Ann’s Fashion Tarot: Crimson Edition: Judgment.

The Judgment card says it’s best to know what you’re doing but even if you don’t there is such thing as midcourse correction.

By now I’m on my third round of cutting vines from around the yard, putting them in water to root, then planting them around the fence. (Planting was another thing I did in the wake of the most ekphrastic hysterectomy in human history.) Third round because the first two were failures. I had planned to wing it without reading up in advance, for fun, but that didn’t work and left me with a large fence full of dead sticks and wilted leaves. Turns out you need to cut the bottoms with a sharp blade, wound the buds, give them time and water to recover from shock, then plant.

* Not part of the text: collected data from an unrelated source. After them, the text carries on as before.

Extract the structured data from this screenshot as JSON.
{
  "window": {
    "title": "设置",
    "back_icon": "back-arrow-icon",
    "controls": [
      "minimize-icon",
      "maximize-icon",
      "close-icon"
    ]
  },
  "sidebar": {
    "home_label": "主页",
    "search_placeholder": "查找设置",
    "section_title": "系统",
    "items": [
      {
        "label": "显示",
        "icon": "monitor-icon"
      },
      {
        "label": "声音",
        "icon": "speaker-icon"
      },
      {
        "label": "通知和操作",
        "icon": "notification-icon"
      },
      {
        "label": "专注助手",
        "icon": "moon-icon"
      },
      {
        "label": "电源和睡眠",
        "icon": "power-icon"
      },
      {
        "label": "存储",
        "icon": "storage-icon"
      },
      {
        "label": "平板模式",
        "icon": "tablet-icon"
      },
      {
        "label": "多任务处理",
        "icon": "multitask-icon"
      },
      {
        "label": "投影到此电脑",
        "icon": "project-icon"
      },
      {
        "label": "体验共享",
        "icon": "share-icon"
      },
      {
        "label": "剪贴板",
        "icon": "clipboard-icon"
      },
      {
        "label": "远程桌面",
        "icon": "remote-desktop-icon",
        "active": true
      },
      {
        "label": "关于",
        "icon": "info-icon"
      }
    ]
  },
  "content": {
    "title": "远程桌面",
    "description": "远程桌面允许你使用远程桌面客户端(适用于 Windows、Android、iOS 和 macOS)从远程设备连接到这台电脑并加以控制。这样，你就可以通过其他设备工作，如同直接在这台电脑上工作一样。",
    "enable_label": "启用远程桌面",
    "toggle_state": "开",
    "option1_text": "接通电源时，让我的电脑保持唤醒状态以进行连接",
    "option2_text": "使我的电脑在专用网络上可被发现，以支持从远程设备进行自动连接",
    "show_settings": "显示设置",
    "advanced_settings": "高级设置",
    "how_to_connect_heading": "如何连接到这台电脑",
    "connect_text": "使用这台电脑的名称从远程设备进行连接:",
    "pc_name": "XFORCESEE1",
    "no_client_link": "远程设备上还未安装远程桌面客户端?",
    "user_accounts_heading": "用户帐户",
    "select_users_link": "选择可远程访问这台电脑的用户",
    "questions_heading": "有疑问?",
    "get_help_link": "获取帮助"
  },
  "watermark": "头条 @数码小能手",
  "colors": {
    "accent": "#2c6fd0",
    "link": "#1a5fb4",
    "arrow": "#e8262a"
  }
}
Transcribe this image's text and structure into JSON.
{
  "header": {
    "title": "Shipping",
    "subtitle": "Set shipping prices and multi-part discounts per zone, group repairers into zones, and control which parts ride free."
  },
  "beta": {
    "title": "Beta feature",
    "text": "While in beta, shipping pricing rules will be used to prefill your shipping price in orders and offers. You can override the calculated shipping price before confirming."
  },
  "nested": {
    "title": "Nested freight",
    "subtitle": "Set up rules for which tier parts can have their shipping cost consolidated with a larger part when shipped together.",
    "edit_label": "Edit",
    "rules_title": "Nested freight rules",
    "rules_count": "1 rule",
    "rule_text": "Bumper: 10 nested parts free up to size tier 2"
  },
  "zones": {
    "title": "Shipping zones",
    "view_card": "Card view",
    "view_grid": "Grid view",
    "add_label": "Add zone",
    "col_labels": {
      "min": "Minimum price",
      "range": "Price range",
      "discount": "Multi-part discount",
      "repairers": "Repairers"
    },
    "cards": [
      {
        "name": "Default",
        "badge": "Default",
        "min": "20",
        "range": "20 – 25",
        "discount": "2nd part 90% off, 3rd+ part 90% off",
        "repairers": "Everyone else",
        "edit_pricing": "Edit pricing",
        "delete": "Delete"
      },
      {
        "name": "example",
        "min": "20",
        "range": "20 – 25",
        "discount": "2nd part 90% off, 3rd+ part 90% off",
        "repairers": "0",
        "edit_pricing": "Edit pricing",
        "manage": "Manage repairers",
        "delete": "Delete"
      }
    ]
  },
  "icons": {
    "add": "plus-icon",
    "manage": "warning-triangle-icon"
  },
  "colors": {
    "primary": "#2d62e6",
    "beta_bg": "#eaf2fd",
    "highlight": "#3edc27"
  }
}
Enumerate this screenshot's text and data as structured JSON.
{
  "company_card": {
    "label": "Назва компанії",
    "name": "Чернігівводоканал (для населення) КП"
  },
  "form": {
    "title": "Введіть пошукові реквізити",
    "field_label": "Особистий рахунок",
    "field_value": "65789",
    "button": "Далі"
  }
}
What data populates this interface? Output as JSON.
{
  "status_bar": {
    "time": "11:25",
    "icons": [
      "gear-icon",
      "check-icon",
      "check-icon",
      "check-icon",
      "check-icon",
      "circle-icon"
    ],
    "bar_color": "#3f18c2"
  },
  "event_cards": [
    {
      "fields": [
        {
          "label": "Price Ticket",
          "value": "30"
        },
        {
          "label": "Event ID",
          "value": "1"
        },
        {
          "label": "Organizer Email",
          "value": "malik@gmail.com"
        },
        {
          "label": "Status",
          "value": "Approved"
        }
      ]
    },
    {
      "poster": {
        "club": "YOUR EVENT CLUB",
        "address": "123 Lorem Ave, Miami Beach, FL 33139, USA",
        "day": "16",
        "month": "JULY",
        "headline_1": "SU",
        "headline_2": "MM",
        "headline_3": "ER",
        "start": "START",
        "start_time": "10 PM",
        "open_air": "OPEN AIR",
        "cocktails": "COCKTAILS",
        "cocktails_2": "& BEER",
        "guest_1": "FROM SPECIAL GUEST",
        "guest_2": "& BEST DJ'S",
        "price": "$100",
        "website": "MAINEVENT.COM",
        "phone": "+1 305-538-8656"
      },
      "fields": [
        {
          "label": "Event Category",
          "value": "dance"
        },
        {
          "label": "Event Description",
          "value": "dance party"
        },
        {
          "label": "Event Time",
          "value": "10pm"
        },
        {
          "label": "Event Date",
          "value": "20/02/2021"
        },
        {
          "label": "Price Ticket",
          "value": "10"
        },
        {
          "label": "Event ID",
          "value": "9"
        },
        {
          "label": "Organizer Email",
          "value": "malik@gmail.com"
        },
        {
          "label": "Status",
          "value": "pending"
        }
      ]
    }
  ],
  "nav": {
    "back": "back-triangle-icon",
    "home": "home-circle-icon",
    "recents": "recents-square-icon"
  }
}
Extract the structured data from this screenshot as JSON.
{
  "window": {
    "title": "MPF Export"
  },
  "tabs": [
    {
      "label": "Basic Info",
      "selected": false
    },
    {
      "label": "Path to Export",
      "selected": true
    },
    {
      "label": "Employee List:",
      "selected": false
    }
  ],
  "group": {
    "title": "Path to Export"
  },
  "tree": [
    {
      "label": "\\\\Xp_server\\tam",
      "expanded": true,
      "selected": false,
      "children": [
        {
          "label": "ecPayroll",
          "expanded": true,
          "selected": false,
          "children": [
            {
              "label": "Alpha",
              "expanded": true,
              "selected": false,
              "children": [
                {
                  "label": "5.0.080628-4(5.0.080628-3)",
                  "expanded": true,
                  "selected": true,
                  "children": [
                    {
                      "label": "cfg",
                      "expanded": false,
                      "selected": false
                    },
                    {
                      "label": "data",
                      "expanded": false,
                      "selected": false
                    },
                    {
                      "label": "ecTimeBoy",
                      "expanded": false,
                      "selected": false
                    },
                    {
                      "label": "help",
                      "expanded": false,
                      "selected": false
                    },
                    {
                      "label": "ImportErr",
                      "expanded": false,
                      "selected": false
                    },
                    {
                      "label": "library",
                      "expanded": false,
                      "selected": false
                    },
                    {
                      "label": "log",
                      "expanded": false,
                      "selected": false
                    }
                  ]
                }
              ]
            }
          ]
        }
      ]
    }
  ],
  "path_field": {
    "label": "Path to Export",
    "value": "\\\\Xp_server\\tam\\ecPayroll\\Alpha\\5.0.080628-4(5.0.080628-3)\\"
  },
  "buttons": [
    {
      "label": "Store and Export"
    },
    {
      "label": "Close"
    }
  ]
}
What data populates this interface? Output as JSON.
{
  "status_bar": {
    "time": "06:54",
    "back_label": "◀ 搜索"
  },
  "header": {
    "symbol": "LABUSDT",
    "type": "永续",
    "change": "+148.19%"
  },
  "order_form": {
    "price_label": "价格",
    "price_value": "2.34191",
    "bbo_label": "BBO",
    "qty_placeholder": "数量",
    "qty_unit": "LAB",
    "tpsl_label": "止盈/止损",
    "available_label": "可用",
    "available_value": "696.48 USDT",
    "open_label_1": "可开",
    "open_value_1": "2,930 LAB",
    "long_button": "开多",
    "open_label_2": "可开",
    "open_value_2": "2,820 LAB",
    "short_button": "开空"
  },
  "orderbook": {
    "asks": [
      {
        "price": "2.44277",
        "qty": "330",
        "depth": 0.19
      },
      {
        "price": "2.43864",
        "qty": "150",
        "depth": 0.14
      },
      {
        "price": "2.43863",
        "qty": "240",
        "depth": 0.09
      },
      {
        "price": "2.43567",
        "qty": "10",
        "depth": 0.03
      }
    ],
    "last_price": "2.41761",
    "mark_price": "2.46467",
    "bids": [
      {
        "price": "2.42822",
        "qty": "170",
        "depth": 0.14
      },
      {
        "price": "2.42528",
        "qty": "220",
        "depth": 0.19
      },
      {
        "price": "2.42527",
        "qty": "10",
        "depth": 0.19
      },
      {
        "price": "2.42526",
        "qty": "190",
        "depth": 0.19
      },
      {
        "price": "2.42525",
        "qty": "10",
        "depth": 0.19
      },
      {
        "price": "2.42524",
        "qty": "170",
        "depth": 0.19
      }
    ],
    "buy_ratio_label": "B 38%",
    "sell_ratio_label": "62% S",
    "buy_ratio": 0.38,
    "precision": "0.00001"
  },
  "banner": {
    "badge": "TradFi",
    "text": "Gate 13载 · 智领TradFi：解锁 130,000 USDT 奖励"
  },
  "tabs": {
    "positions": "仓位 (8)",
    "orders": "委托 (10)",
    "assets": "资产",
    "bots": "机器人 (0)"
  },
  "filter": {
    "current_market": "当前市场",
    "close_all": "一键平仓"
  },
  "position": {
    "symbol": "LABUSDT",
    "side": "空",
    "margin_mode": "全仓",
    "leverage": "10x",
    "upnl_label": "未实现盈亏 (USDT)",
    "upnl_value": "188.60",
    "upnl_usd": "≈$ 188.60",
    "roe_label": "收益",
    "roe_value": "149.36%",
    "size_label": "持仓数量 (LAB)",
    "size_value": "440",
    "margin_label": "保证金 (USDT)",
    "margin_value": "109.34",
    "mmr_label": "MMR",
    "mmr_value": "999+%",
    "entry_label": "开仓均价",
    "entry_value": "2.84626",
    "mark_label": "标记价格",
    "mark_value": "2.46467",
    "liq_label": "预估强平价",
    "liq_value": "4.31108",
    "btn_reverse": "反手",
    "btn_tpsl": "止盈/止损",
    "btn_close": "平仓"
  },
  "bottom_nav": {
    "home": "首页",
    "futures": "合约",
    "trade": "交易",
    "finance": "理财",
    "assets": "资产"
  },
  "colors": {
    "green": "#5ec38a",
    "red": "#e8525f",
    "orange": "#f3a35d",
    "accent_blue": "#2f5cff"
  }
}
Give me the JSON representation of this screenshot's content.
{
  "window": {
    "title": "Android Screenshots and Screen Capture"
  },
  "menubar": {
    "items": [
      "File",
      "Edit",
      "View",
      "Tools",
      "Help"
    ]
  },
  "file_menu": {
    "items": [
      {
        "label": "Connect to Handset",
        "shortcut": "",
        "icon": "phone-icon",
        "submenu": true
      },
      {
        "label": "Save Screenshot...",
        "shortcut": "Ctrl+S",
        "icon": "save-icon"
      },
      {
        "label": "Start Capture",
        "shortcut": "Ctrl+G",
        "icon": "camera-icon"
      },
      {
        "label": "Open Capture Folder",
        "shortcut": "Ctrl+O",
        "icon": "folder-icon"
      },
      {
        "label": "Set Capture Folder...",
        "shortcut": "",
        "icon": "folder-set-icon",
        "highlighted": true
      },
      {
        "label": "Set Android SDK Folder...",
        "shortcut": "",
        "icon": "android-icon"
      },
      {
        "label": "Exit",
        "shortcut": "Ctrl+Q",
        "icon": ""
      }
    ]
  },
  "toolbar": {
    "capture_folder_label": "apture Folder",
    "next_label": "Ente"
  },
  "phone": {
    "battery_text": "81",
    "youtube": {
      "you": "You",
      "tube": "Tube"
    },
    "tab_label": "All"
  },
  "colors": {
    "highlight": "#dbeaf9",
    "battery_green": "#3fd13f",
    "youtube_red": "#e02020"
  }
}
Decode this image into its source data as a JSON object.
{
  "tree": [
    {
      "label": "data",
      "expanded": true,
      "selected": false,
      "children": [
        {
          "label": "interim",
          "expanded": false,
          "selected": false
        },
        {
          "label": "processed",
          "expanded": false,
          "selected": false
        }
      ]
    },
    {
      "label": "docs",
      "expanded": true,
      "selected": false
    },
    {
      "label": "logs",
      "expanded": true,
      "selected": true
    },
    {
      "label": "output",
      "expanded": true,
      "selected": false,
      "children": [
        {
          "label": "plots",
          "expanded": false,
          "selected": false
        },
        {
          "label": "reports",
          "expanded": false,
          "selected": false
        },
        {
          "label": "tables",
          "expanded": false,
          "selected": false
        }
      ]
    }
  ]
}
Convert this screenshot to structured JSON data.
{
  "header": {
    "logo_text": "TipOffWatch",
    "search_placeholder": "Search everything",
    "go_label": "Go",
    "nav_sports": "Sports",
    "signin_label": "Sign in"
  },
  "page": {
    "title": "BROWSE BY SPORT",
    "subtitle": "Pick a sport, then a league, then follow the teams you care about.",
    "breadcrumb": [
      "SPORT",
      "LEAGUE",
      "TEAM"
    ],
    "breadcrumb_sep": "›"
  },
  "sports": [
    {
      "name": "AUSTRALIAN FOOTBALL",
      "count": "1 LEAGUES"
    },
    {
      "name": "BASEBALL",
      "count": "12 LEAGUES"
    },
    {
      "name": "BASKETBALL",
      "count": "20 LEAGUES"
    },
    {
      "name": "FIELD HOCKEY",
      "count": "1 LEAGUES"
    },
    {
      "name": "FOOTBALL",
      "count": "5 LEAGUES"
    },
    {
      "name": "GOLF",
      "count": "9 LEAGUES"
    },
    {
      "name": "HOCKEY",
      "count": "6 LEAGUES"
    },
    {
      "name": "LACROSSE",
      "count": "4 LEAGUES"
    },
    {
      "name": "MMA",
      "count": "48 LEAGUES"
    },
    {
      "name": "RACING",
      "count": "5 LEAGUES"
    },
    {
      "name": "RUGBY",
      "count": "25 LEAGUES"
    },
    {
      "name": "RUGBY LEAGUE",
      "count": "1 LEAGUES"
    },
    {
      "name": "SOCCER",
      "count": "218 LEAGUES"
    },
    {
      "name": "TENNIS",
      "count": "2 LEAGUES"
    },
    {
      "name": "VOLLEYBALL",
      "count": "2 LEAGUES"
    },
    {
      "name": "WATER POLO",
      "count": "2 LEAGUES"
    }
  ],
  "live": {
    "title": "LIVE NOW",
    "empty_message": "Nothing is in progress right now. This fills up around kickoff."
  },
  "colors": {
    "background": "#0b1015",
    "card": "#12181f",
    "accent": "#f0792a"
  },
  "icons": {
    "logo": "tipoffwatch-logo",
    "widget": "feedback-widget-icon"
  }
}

But you can still space things out based only on where you think the vines will look good, where they seem to want to be, where you think South is.

The Judgment card says gather data but then actually truly trust your intuition and your sense of style as valid decision-making tools, and go ahead and stick stuff in the ground.

Ann’s Fashion Tarot, Crimson Edition: The Sun.

The Sun says drop everything and find your thing, especially on days you’re technically scheduled to do otherwise.

I don’t know if you’ve ever killed time decorating a chain-link fence with strips of fabric, preferably whole bolts of it on clearance, but I recommend it. Not just because the results are visually glorious and serve as some kind of daily weather indicator — sun-fading, precipitation, obviously wind — but also because the act of tearing of fabric is some intense pleasure. I will go so far as to call it joy. The physical act of it will leave you sore in the shoulders and chest which I mean you can’t help but feel your literal heart widen after an afternoon of that. The noise of the tearing is equal parts violent and soothing. I recommend satiny fabric, for maximum satisfaction. Also I ultimately feel like this is a service to birds, as in, next spring there will be plenty of shiny fibers for them to harvest for nest material.

fence strips fence

The Sun says spend time in joy, senseless joy, whatever it is you have access to right now that gives you the same feeling as when you were a kid and absolutely did not want to come inside at the risk of peeing your pants out there digging in the dirt or whatever. Find your right-now equivalent and spend time in that zone. It is not senseless. It keeps bothersome parts of you quiet, and good parts of you will wake up because of it. Find your thing and hide if you have to but definitely do that thing.